Opinion / Ed Stocker
Protest vote
One of the great mistakes of the early days of reporting on Trumpism was to lump all of the former US president’s supporters into a uniform bloc. In the run-up to the Italian elections on 25 September, it would be easy to do the same when looking at the backers of the right-wing Fratelli d’Italia party, led by Giorgia Meloni (pictured). She is someone who has rallied in opposition to the “LGBT lobby” and declared a need for a “naval blockade” against illegal immigrants. Surely all of her supporters have extreme views?
While Meloni is clearly a far-right candidate, many will be voting for her for reasons that have little to do with immigration or LGBT rights.

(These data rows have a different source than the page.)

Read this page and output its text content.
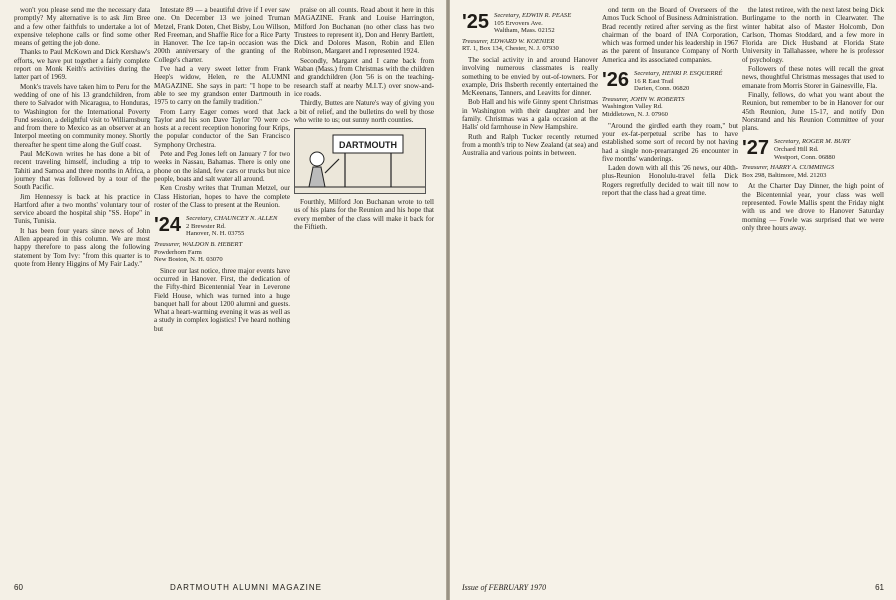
won't you please send me the necessary data promptly? My alternative is to ask Jim Bree and a few other faithfuls to undertake a lot of expensive telephone calls or find some other means of getting the job done.

Thanks to Paul McKown and Dick Kershaw's efforts, we have put together a fairly complete report on Monk Keith's activities during the latter part of 1969.

Monk's travels have taken him to Peru for the wedding of one of his 13 grandchildren, from there to Salvador with Nicaragua, to Honduras, to Washington for the International Poverty Fund session, a delightful visit to Williamsburg and from there to Mexico as an observer at an Interpol meeting on community money. Shortly thereafter he spent time along the Gulf coast.

Paul McKown writes he has done a bit of recent traveling himself, including a trip to Tahiti and Samoa and three months in Africa, a journey that was followed by a tour of the South Pacific.

Jim Hennessy is back at his practice in Hartford after a two months' voluntary tour of service aboard the hospital ship "SS. Hope" in Tunis, Tunisia.

It has been four years since news of John Allen appeared in this column. We are most happy therefore to pass along the following statement by Tom Ivy: "from this quarter is to quote from Henry Higgins of My Fair Lady."

Intestate 89 — a beautiful drive if I ever saw one. On December 13 we joined Truman Metzel, Frank Doten, Chet Bisby, Lou Willson, Red Freeman, and Shaffie Rice for a Rice Party in Hanover. The Ice tap-in occasion was the 200th anniversary of the granting of the College's charter.

I've had a very sweet letter from Frank Heep's widow, Helen, re the ALUMNI MAGAZINE. She says in part: "I hope to be able to see my grandson enter Dartmouth in 1975 to carry on the family tradition."

From Larry Eager comes word that Jack Taylor and his son Dave Taylor '70 were co-hosts at a recent reception honoring four Krips, the popular conductor of the San Francisco Symphony Orchestra.

Pete and Peg Jones left on January 7 for two weeks in Nassau, Bahamas. There is only one phone on the island, few cars or trucks but nice people, boats and salt water all around.

Ken Crosby writes that Truman Metzel, our Class Historian, hopes to have the complete roster of the Class to present at the Reunion.

'24 Secretary, CHAUNCEY N. ALLEN
2 Brewster Rd.
Hanover, N. H. 03755
Treasurer, WALDON B. HEBERT
Powderhorn Farm
New Boston, N. H. 03070

Since our last notice, three major events have occurred in Hanover. First, the dedication of the Fifty-third Bicentennial Year in Leverone Field House, which was turned into a huge banquet hall for about 1200 alumni and guests. What a heart-warming evening it was as well as a study in complex logistics! I've heard nothing but

praise on all counts. Read about it here in this MAGAZINE. Frank and Louise Harrington, Milford Jon Buchanan (no other class has two Trustees to represent it), Don and Henry Bartlett, Dick and Dolores Mason, Robin and Ellen Robinson, Margaret and I represented 1924.

Secondly, Margaret and I came back from Waban (Mass.) from Christmas with the children and grandchildren (Jon '56 is on the teaching-research staff at nearby M.I.T.) over snow-and-ice roads.

Thirdly, Buttes are Nature's way of giving you a bit of relief, and the bulletins do well by those who write to us; out sunny north counties.

DARTMOUTH

Fourthly, Milford Jon Buchanan wrote to tell us of his plans for the Reunion and his hope that every member of the class will make it back for the Fiftieth.

60	DARTMOUTH ALUMNI MAGAZINE
'25 Secretary, EDWIN R. PEASE
105 Ervovers Ave.
Waltham, Mass. 02152
Treasurer, EDWARD W. KOENIER
RT. 1, Box 134, Chester, N. J. 07930

The social activity in and around Hanover involving numerous classmates is really something to be envied by out-of-towners. For example, Dris Ihsberth recently entertained the McKeenans, Tanners, and Leavitts for dinner.

Bob Hall and his wife Ginny spent Christmas in Washington with their daughter and her family. Christmas was a gala occasion at the Halls' old farmhouse in New Hampshire.

Ruth and Ralph Tucker recently returned from a month's trip to New Zealand (at sea) and Australia and various points in between.

ond term on the Board of Overseers of the Amos Tuck School of Business Administration. Brad recently retired after serving as the first chairman of the board of INA Corporation, which was formed under his leadership in 1967 as the parent of Insurance Company of North America and its associated companies.

'26 Secretary, HENRI P. ESQUERRÉ
16 R East Trail
Darien, Conn. 06820
Treasurer, JOHN W. ROBERTS
Washington Valley Rd.
Middletown, N. J. 07960

"Around the girdled earth they roam," but your ex-fat-perpetual scribe has to have established some sort of record by not having had a single non-prearranged 26 encounter in five months' wanderings.

Laden down with all this '26 news, our 40th-plus-Reunion Honolulu-travel fella Dick Rogers regretfully decided to wait till now to report that the class had a great time.

the latest retiree, with the next latest being Dick Burlingame to the north in Clearwater. The winter habitat also of Master Holcomb, Don Carlson, Thomas Stoddard, and a few more in Florida are Dick Husband at Florida State University in Tallahassee, where he is professor of psychology.

Followers of these notes will recall the great news, thoughtful Christmas messages that used to emanate from Morris Storer in Gainesville, Fla.

Finally, fellows, do what you want about the Reunion, but remember to be in Hanover for our 45th Reunion, June 15-17, and notify Don Norstrand and his Reunion Committee of your plans.

'27 Secretary, ROGER M. BURY
Orchard Hill Rd.
Westport, Conn. 06880
Treasurer, HARRY A. CUMMINGS
Box 298, Baltimore, Md. 21203

At the Charter Day Dinner, the high point of the Bicentennial year, your class was well represented. Fowle Mallis spent the Friday night with us and we drove to Hanover Saturday morning — Fowle was surprised that we were only three hours away.

Issue of FEBRUARY 1970	61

There are those who will do so simply because they don’t feel represented by any of Italy’s other squabbling politicians. Meloni can paint herself as an outsider, having not dirtied her hands in any of the nation’s recent disastrous coalitions. Many believe that she could soon be the country’s prime minister, even if polls suggest that about 42 per cent of voters are undecided about who to support.
There was no talk of naval blockades in a recent debate between Meloni and the Democratic Party’s schoolmasterly secretary, Enrico Letta, hosted by newspaper Corriere della Sera’s streaming channel on Monday. Instead, her discourse centred on European agreements and migration-processing camps in third-party nations – controversial, perhaps, but tested in Australia and on the cards for the UK.
While Meloni’s bid to appear more moderate should be taken with a pinch of salt, her popularity is a reaction to a broken political system. The anti-establishment Five Star Movement became the nation’s principal party in 2018 because people were fed up with traditional politicians. The same could happen this time around but the consequences would be altogether more serious.
Ed Stocker is Monocle’s European editor at large, based in Milan.